Wednesday, 2 July 2025

When nobody believes what everybody believes - more on Word Spells

In response to Francis Berger's comment on Word Spells in Christian theology

Maybe it's like this... 

If someone becomes convinced by the usual-mainstream-modern assumption that truth is objectively located in the external world ("truth is out-there"), and our job is just to perceive and recognize this external truth...

Then such a person never has to convince himself of truth. 

He feels more confident of some proposition only secondarily, not inwardly; e.g. by re-reading and reciting it, by propagating and defending it in public discourse. 


This way of thinking may explain how arguments that cannot really convince, become perpetuated over centuries. 

It happens because, when truth is out-there, reasoning does not even need to convince.

Indeed, nobody ever needs personally to be convinced! 

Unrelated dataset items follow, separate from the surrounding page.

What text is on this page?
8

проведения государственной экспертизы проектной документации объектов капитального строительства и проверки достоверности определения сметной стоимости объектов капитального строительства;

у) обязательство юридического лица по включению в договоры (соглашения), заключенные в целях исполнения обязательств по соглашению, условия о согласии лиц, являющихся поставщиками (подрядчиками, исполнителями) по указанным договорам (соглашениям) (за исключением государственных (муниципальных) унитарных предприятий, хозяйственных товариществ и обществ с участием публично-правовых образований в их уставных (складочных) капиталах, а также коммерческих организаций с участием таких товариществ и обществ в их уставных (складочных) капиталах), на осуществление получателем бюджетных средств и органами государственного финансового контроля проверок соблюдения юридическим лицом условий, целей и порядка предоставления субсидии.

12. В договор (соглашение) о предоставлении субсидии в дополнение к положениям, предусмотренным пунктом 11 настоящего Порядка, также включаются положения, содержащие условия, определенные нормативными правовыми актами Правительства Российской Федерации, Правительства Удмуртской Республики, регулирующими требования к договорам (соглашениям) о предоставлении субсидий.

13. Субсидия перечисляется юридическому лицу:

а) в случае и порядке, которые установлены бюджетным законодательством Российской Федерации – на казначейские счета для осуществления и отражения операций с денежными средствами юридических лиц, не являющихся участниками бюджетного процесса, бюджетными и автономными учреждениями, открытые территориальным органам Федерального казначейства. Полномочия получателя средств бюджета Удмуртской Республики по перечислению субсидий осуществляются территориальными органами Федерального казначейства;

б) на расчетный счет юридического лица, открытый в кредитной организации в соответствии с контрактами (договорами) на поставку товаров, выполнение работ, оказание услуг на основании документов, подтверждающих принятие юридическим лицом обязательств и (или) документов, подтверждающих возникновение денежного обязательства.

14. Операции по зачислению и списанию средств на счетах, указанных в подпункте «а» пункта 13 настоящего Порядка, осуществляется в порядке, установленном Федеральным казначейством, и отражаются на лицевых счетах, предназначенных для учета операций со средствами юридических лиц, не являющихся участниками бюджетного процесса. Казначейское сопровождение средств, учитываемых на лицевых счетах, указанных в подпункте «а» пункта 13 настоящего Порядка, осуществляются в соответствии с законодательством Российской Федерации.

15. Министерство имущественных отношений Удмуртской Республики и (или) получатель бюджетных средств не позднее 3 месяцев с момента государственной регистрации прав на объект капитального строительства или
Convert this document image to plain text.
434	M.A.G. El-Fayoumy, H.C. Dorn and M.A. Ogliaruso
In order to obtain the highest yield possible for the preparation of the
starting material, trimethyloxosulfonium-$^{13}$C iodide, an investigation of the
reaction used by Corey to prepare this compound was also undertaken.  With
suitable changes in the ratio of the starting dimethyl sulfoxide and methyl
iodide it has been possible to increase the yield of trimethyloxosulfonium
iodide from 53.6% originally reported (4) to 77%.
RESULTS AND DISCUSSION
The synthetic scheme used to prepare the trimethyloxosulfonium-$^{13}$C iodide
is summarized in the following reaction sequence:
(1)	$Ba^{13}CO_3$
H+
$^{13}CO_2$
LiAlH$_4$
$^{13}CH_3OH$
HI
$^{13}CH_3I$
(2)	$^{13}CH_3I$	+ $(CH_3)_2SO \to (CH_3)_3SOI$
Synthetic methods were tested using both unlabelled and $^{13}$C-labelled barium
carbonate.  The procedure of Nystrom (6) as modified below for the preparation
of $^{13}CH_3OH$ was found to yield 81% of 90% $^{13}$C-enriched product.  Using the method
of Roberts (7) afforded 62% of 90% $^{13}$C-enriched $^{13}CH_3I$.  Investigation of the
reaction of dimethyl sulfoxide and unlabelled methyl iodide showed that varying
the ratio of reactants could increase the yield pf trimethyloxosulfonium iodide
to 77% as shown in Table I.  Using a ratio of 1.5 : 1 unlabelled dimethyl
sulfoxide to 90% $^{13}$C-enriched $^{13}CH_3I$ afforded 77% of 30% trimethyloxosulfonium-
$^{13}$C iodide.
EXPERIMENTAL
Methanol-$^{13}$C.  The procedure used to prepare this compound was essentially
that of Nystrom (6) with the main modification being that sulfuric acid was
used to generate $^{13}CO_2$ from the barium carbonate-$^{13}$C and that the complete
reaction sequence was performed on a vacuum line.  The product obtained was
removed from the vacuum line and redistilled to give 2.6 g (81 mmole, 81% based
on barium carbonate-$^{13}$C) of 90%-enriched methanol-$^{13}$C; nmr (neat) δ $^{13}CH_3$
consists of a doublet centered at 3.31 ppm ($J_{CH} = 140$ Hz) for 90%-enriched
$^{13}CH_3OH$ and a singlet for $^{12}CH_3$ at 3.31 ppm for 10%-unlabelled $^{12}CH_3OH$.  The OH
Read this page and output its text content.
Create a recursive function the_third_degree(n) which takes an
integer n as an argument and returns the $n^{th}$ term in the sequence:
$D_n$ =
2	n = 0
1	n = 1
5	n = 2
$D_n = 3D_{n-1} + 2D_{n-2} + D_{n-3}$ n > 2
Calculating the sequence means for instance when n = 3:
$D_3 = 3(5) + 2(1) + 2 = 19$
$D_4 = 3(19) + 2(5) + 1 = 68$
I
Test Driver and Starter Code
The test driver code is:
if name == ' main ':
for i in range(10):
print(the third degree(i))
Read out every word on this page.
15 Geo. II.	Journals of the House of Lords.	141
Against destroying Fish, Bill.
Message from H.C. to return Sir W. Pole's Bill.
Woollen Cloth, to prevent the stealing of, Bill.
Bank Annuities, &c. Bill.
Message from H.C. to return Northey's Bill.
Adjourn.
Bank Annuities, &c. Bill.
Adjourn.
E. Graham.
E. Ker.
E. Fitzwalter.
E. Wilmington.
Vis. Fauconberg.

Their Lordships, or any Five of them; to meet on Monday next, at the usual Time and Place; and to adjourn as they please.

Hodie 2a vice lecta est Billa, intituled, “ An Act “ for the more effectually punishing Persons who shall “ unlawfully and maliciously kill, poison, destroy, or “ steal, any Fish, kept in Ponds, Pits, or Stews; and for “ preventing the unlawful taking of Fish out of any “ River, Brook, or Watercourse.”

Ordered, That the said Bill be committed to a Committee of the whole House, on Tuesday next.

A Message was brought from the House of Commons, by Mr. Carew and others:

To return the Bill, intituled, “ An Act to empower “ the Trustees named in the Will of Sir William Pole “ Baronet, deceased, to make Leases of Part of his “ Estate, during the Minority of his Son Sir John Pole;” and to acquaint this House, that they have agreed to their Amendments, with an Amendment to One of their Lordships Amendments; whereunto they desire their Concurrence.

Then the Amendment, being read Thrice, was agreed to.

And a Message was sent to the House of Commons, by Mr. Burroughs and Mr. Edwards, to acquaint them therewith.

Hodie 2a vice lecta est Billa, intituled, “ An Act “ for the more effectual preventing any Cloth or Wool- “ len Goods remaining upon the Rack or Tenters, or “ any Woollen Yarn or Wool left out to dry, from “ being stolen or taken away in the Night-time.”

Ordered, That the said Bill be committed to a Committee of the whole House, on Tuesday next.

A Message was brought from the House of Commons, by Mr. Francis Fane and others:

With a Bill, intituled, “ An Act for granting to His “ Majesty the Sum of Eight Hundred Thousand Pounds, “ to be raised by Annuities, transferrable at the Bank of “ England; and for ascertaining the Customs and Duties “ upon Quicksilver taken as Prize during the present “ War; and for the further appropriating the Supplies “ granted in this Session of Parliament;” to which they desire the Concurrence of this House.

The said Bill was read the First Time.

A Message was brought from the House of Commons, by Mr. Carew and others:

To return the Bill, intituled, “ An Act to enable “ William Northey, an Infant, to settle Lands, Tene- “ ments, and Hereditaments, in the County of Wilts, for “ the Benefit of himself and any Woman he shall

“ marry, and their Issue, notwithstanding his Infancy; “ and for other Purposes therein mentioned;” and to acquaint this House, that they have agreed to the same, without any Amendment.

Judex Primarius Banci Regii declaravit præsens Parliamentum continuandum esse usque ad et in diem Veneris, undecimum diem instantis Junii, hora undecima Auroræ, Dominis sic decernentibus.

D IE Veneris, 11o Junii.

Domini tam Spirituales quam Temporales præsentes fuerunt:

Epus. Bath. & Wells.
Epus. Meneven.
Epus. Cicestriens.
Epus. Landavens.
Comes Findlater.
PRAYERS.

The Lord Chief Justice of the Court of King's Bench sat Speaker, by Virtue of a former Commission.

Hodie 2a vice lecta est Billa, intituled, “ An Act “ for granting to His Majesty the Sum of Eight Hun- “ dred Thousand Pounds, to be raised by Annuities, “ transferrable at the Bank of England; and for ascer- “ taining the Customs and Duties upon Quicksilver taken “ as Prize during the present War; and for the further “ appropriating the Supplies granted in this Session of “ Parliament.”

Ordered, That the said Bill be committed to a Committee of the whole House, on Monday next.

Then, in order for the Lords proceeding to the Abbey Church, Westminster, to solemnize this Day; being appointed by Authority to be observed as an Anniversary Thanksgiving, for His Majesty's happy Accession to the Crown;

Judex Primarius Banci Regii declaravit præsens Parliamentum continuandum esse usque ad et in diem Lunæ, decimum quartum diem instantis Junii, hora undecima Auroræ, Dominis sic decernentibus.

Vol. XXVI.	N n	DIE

So we get a world (and this is our actual world, and the world of historical past) where everybody claims/ argues and acts-like they believe some-thing... some-thing that - inwardly - literally nobody believes!

4 comments:

Luke said...

There does seem to be a strong psychological reward for convincing others with word spells, (nice phrasing) even if the spells are borrowed from another. This reward reinforces the confidence in spells, right up until it doesn't and one starts to feel that there's nothing eternal or nothing worth being eternal in the spell. Then it's time to seek out distractions so that you don't have to think about the why, and can go on enjoying the rewards of being convincing.
-Lucas

Bruce Charlton said...

@Luke - I was pretty adept at word wizardry in my early adult life (I published quite a lot of journalism, and did some punditry on radio and tv). But at some point, very belatedly, I realized that persuading other people of this or that surely wasn't the point of life. When I eventually asked myself what I really believed, what I would stake my life on (as it were) - what I really considered to be true - then I got some very different answers.

Derek Ramsey said...

Correspondingly, I've noticed a strong propensity among certain men to a reliance on (oft external) authority.

Members of certain denominations (like Eastern Orthodox or Roman Catholicism) enthusiastically embrace the idea that someone else is exerting authority for them. It's not that the denominational Word Spells have convinced them, rather, it is that they want to believe them and perpetuate those Spells. In fact, it is considered highly disordered (i.e. "Protestant") to decide for yourself: to be internally convinced.

This isn't to say that Protestants don't have their own Word Spells, for they obviously do. Even among Protestants you have a strong desire towards blind and thoughtless faith. The explicitly acknowledged mystery of the Trinity is one such example.

It is exceedingly rare to find men who engage in public discourse for the purpose of convincing themselves rather than others. But it is easy to distinguish who these men are because they don't engage in activism.

IMO, Word Spells and activism are the same coin.

Bruce Charlton said...

@Derek - I agree with your first point.

But I think analogous Word Spelling is also be seen among Protestants - to the same degree but with different objects.

Especially, with respect to how to read the Bible, and the nature of its authority (i.e. how the Bible - as a whole, and in its parts, must be "used"). And the basic idea that the Bible should be the supreme and final (and, often, complete) Christian authority is a common Word Spell.

In other words, my point includes all the denominations and churches, including the CJCLDS - but each has its distinctive Achilles heels.

At the deepest level, this issue relates to the business raised by Alasdair MacIntyre in his trio of books: After Virtue; Whose Justice, Which Rationality; and Three Rival Versions of Moral Enquiry - the matter of if/how it is possible to have a *rational* public consensus. (His conclusion is that we "ought to" choose the most comprehensive and coherent description = Thomism... Although Mac himself didn't actually adhere to this in later writings!)

But the matter goes beyond MacIntyre's focus on morality and rationality - because it rests on metaphysics - our ultimate understanding of the nature of reality.